Catching a boat ride to admire the highly reflective waters is part of the area’s charm.
In fact, if you’re up for more, Isla del Sol (Island of the Sun) and Isla de la Luna (Island of the Moon) not only offer views of perfectly symmetrical agricultural terraces, but you can explore ancient ruins here too, and hike-worthy trails.
Following a surprisingly comfortable overnight on a sleeper bus from La Paz, my wanderlust brought me to Bolivia’s southwest region and the magic of Salar de Uyuni – arguably, the country’s most significant draw.
So, where do we begin?
Created by prehistoric lakes from long ago, the world’s most enormous salt flat stretches over 4,000 square miles of the Altiplano, leaving the most remarkable vistas of white infinity in its path.
There are two distinct seasons in Salar – dry and wet.

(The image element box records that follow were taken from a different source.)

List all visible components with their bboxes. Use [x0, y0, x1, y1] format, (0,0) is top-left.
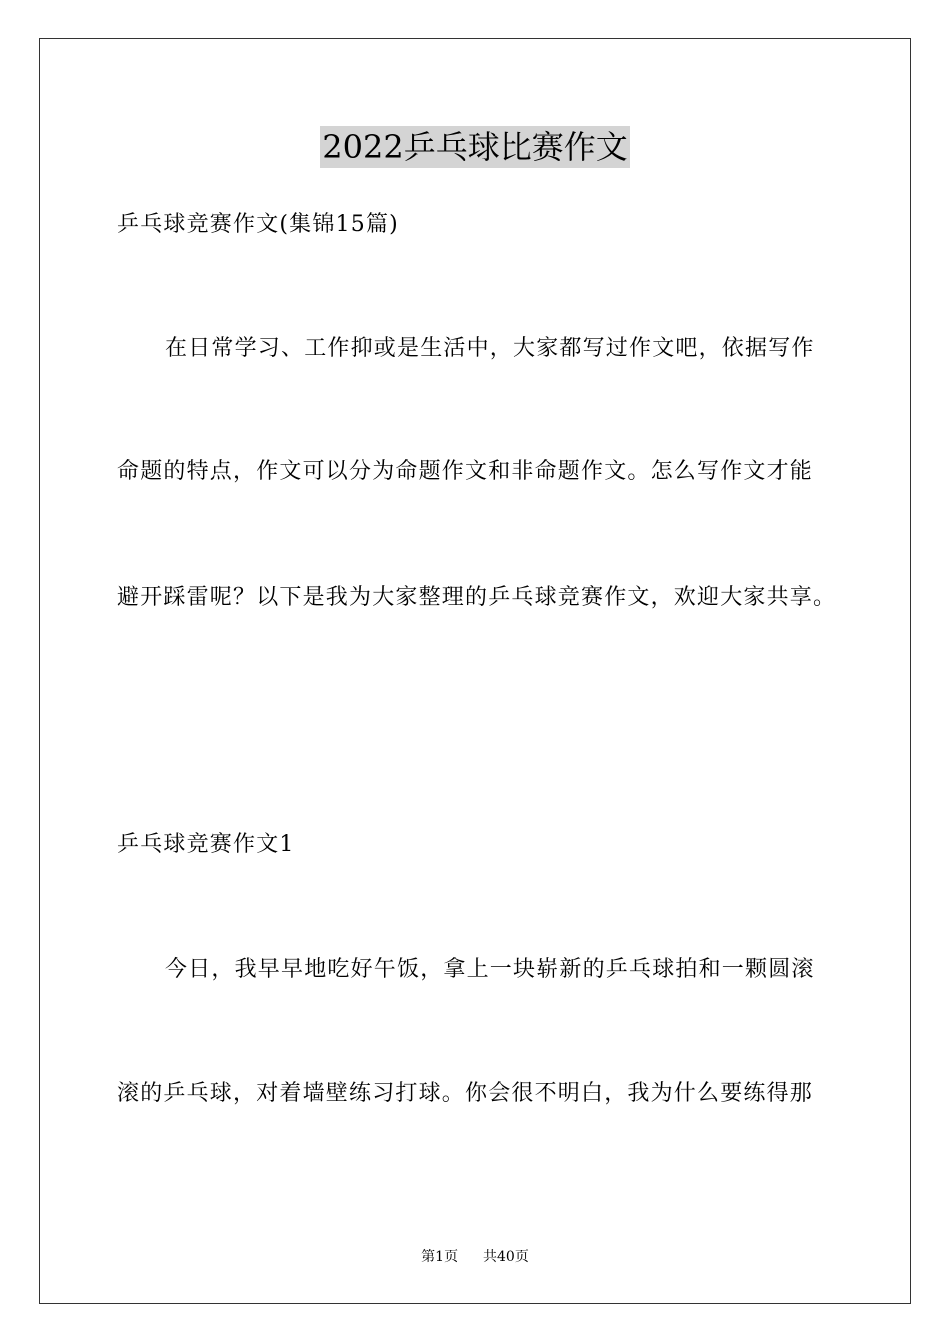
document-title: 2022乒乓球比赛作文 — [322, 128, 628, 166]
section-heading: 乒乓球竞赛作文1 — [117, 832, 295, 857]
page-number: 第1页 — [421, 1249, 459, 1265]
document-subtitle: 乒乓球竞赛作文(集锦15篇) — [117, 212, 399, 237]
title-container — [0, 126, 950, 168]
section-line-1: 今日，我早早地吃好午饭，拿上一块崭新的乒乓球拍和一颗圆滚 — [165, 957, 815, 982]
intro-line-1: 在日常学习、工作抑或是生活中，大家都写过作文吧，依据写作 — [165, 336, 815, 361]
page-total: 共40页 — [483, 1249, 529, 1265]
intro-line-2: 命题的特点，作文可以分为命题作文和非命题作文。怎么写作文才能 — [117, 459, 814, 484]
section-line-2: 滚的乒乓球，对着墙壁练习打球。你会很不明白，我为什么要练得那 — [117, 1081, 814, 1106]
page-footer — [0, 1247, 950, 1267]
intro-line-3: 避开踩雷呢？以下是我为大家整理的乒乓球竞赛作文，欢迎大家共享。 — [117, 585, 837, 610]
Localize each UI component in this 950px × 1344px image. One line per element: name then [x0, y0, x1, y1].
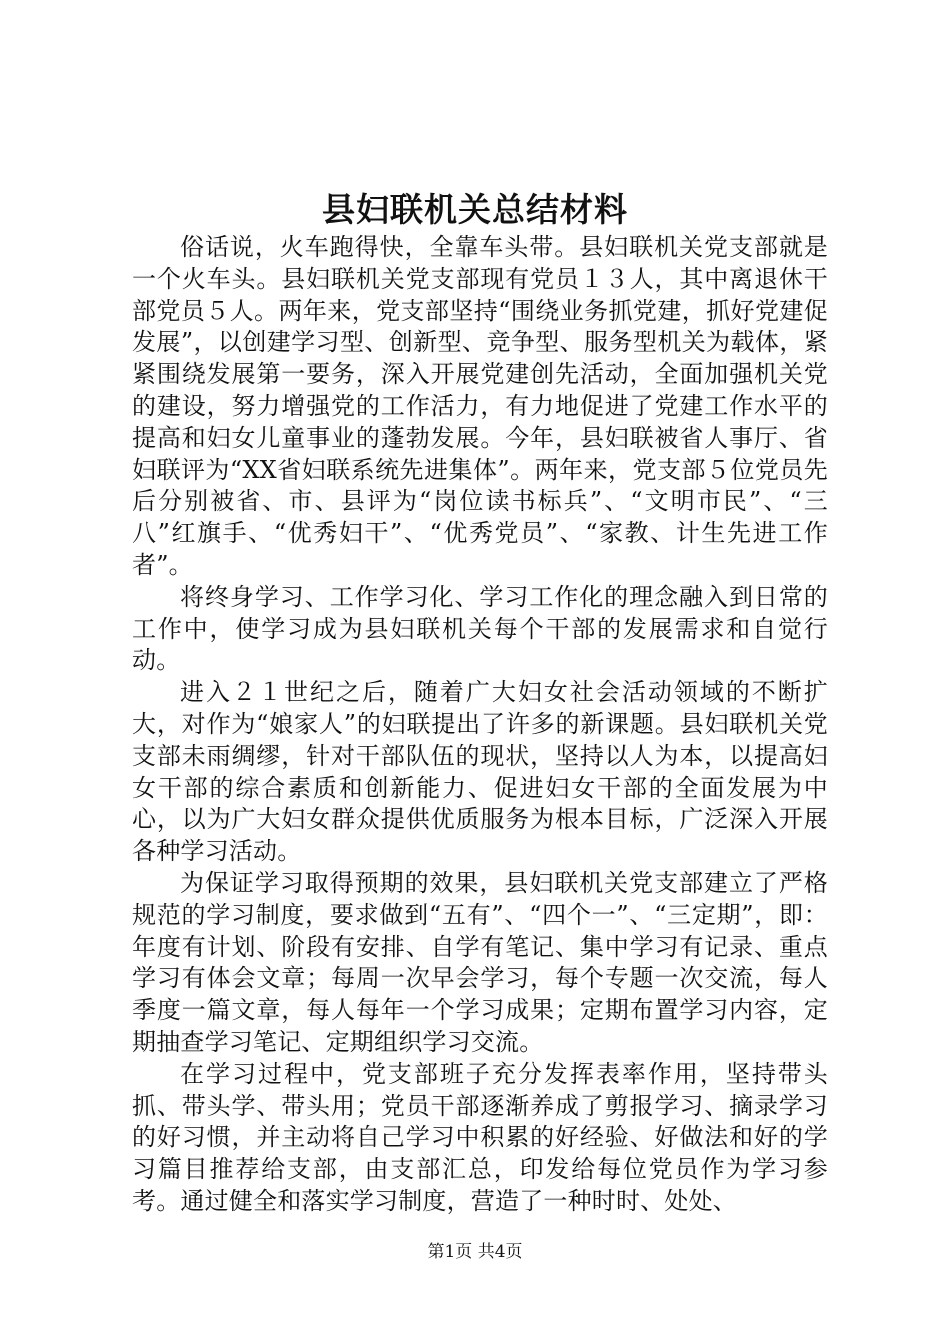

But, unlike most places, the rain creates a magical effect and transforms the desert into a gigantic surreal mirror. The view is so perfect it’s almost distracting.
Hence why it’s known as ‘the place where heaven meets earth.’
Equally matched is catching a mesmerizing mirrored sunset and spending a night in a local salt hotel where stargazing makes for an unforgettable experience.
Beyond the salt flats, I explored the beauty of the region’s deserts, with snow-capped mountain peaks and booming wildlife, where llamas, alpacas and vicunas are a regular occurrence.
And, if that weren’t enough, the desert is interspersed with multi-coloured lagoons – Colorada Laguna(red), Verde Laguna (green) and Bianca Laguna (white) – each unique in colour due to their mineral content. Moreover, they are home to rare and large populations of flamingos.
I found their bright pink plumage a lovely contrast of colour against the desert landscapes. Yes, it was an aha moment.
EMBRACING BOLIVIA’S AMAZON
Eager and excited to experience yet another key region of Bolivia, I ventured north to the imposing Amazon basin to be engulfed by the largest tropical rainforest in the world, stretching across nine South American countries.
Taking a moment to revel at the intrigue of the dense jungle before me, it was apparent why the Amazon is on many travellers’ lists.
Navigating to the area’s main gateway, the verdant jungle town of Rurrenabaque, is a scenic and quick 40-minute flight from LaPaz.
For the more intrepid souls seeking an Amazon experience, I quickly learned that the Madidi National Park delivers on all fronts and with full guns blazing.
This jungle paradise in Bolivia’s upper Amazon river basin is well known for its home to raucous wildlife, biological diversity of rare flora and fauna and breathtaking landscapes.
What’s more, perched on the edge of the Amazon are wetlands known as the Pampas.
Here you can get at close range with myriad wildlife encounters, including caymans, sunbathing turtles, and squirrel monkeys who are just as curious about you as you are of them.
But rarer still is the elusive pink dolphin unique to its freshwaters.
Although the Bolivian Amazon can render itself as a downright steamy and sweaty jungle experience, you will be enchanted by the region’s local indigenous cultures rooted in very present and thriving traditions.
There are numerous off-the-grid options for stays in a comfortable rustic eco-lodge or indigenous community.
For the record, there is something to be said about the sights and sounds of a live Carnival.
As a visitor experiencing it for the first time, there is an ever-present energy throughout as the people embrace and celebrate themselves and their regions.
Each year in February, the sleepy city of Oruro, south of La Paz, swells as it comes alive to host Bolivia’s most significant Carnival and the world’s third-largest.
The Devil’s Carnival celebrates the battle between good and evil – and good always prevails.
It is a perfect juncture to rub shoulders with locals and admire the visually striking masks and colourful costumes. Add a can of spray foam and a water gun; by default, you are ready to partake in the festivities.
The visual magic transcends as a sea of 25,000 dancers, and 10,000 musicians gather from all corners of the country.
Together, they deliver the most authentic carnival in South America that you’ll have to come and see for yourself. Because some things just can’t be explained, only experienced.